A flat gives you good even washes. Used on its side, it can give you a controlled line.
A bright is a shorter version of a flat. More punch with less pigment.

Flats and brights give you nice flat washes, but can be used to make expressive lines as well. Brights have more control and carry less paint, just as they do in oil painting. Turn them on their sides to make a controlled line. Twisting the brush while painting gives an infinite variety of shapes. So too does varying the ratio of paint and water.

You can’t do either of these things in any other medium.
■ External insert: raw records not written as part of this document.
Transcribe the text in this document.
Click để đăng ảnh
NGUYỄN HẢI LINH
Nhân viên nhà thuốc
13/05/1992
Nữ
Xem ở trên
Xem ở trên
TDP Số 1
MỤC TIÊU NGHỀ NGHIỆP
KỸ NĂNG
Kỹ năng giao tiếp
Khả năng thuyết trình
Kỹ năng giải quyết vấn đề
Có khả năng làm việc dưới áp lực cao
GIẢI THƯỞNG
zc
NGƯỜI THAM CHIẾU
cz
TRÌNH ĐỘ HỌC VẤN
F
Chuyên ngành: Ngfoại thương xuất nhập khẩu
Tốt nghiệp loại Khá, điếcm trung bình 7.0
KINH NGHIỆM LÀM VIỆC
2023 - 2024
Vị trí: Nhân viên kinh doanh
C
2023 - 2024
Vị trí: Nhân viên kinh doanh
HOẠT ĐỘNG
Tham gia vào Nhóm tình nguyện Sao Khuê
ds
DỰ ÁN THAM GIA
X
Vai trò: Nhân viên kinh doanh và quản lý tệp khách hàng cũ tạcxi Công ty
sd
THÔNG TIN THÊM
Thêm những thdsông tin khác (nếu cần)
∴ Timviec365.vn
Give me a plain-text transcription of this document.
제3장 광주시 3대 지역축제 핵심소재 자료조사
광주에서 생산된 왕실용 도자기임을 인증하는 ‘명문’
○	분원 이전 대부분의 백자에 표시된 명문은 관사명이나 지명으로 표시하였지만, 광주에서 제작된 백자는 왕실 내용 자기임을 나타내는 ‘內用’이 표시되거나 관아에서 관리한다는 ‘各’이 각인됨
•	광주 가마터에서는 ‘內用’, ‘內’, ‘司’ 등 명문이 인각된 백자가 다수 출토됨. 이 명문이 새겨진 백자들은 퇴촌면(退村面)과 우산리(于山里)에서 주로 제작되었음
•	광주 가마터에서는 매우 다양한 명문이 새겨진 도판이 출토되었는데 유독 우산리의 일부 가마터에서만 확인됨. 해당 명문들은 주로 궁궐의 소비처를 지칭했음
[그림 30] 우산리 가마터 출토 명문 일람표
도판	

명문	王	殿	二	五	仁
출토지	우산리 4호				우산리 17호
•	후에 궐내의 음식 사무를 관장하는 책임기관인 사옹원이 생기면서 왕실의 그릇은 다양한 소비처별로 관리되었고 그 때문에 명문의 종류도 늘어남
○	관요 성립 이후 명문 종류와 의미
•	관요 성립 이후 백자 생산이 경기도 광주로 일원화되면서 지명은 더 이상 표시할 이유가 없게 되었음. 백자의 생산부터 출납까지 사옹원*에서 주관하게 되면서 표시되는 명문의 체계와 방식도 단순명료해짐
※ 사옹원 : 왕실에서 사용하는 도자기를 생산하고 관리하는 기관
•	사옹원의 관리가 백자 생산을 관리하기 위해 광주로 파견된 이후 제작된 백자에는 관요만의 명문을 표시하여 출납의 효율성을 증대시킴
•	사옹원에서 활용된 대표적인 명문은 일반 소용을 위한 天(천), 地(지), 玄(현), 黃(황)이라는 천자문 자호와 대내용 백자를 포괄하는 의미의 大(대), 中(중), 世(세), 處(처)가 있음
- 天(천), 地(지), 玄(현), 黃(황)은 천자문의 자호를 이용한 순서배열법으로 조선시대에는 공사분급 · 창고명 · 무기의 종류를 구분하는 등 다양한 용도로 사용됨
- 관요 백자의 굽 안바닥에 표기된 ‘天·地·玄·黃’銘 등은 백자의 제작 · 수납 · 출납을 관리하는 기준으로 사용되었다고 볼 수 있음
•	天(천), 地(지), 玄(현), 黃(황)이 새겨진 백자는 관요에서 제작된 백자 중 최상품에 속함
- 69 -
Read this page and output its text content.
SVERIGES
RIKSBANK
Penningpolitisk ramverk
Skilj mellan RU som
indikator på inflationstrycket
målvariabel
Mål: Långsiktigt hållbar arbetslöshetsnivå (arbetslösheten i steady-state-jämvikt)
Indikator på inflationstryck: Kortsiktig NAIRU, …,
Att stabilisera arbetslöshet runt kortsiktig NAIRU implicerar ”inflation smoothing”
Because of the way watercolor bleeds, its brushes can be used in ways not possible in any other medium–a long blend of different pigments, or by painting a shape in clear water and then dropping pigment into it.

Round brushes give more lyrical lines than flats do.

I don’t normally carry riggers with me in either watercolor or oils. (They’re meant to paint perfect lines, and my world-view apparently doesn’t have many perfect lines in it.) Most of my line work is done with rounds. They do not give as much control on long lines, but they are very expressive.

A mop brush gives a perfect wash, but it does so much more as well.

Squirrel mops are the most uniform wash brush you can use. It’s virtually impossible to make them skip, so use them where a lovely flat wash is a goal. But a good mop can also point, hold vast amounts of paint and sweep across the paper in style.

I think Guillo the dog ate my sea sponge.

Natural sea sponges are multi-purpose painting brushes. Use them to apply or remove paint. They can be as subtle or bold as you wish.

The brushes you really need

You don’t need to spend a fortune to paint.

Channel Marker, 9X12, oil on canvas, available.

OILS and ACRYLICS

Expensive brushes are not the place to throw money for the beginning oil or acrylic painter—good quality paints are far more important. Still, brushes do change how the paint sits, and you need proper tools.

For alla prima painting in oils, you want long-handled hog-bristle brushes. They are less expensive than softer hairs like sable. I like Princeton 9700 series and Robert Simmons Signet hog bristle brushes.

Princeton also makes synthetic brushes that are good value for money—the 6300 series. Anything softer really isn’t appropriate for alla primapainting in oils. Acrylic paints will tolerate a little more flexibility, but avoid anything labeled for both watercolor and acrylic—they’re too soft. Princeton has a good chart of fiber stiffness, here.

Home Port, oil on canvas, available.

An assortment of rounds and filberts, a few large flats and an optional fan brush should suffice. More than a handful is overkill. Most workhorse alla prima painting happens between sizes #6 and #12, with a few smaller brushes for detail work, and larger brushes for bigger canvases.

If you like painting itsy-bitsy lines, invest in a rigger and a #1 round. I get more mileage out of spalter brushes, which are large, inexpensive flats for covering lots of area fast. I also keep a few soft sable brushes for glazing and blending.

Parrsboro Sunrise, 11X14, oil on canvasboard, available.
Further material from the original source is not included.